Sera had never considered herself someone comfortable with grief. She had her own, of course, but she kept it carefully buried. And she regularly came up against grieving families in her work. People decimated by the loss of their loved ones at the hands of another.

She’d found a way, through the years, to compartmentalize those tearstained, distressed faces. They were a part of her work, and that same work was what would give them some measure of closure. It didn’t bring their loved one back, but she remained hopeful they found peace in the fact that justice had been done for them.

But now?
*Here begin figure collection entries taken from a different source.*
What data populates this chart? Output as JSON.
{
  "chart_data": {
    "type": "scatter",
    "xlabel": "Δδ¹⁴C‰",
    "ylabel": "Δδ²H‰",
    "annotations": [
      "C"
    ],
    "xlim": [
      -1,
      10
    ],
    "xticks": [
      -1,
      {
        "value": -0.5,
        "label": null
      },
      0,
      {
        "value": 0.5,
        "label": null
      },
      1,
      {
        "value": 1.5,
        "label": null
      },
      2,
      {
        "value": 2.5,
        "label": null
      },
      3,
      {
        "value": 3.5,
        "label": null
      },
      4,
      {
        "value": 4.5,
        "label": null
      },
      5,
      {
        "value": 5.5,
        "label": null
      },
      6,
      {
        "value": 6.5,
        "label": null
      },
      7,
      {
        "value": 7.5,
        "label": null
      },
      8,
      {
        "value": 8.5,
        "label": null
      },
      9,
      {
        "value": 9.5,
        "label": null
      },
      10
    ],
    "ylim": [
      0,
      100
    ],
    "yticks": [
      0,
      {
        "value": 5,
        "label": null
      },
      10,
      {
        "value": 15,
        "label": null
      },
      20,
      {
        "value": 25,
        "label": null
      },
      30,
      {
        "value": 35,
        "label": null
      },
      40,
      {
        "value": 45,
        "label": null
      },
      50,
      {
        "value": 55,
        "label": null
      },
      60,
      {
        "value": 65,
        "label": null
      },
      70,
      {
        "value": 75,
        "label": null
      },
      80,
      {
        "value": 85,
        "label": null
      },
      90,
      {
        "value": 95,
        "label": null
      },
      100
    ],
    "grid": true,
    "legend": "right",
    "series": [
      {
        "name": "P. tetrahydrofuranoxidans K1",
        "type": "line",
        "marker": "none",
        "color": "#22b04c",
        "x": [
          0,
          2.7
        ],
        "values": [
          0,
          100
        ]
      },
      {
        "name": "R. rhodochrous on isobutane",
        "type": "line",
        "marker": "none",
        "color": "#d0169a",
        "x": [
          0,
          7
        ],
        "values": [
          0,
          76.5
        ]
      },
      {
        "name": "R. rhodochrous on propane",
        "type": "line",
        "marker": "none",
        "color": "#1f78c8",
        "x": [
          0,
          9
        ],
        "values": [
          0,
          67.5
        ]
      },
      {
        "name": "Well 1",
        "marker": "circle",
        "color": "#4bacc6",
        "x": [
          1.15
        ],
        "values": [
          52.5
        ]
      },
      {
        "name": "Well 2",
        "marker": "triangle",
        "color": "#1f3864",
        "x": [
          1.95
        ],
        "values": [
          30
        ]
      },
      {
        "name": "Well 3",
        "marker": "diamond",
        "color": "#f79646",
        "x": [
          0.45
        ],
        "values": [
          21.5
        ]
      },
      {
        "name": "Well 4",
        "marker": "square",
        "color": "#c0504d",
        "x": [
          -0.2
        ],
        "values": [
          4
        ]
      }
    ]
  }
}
Watching the entire Houston family rally around Jayden as he waited for news of his husband? Sera understood something else.

Just how clearly grief was an expression of love.

With that sudden understanding so present in her mind, when Sera saw an empty seat beside Jayden’s mother, she moved over to offer whatever comfort she could.

“Mrs. Houston?”

The woman looked up, her expression still welcoming even in the midst of her sadness. “Sera, sweetie. Come take a seat.”

They’d been introduced earlier after Sera had been released from her hospital room, and the kind woman had peppered her with questions about how she was feeling and how the baby was.

Sera hadn’t even questioned how Mrs. Houston knew. She simply accepted that she did.

Weathered hands took her own, cradling them. Sera stared down to where they held on to each other, the seamless blend of youth and age wrapped together, and she wondered what it must be like to have such warmth and encouragement. Such care and love. Even before her mother’s fall into apathy and recreational drug use, she’d never been a warm woman. Her parenting style was tepid at best and flat-out cold much of the time. For as much as she hated the reason she’d been given a peek into the Houston family dynamics, clearly led by their matriarch, Sera was touched and awed by how present they were for each other.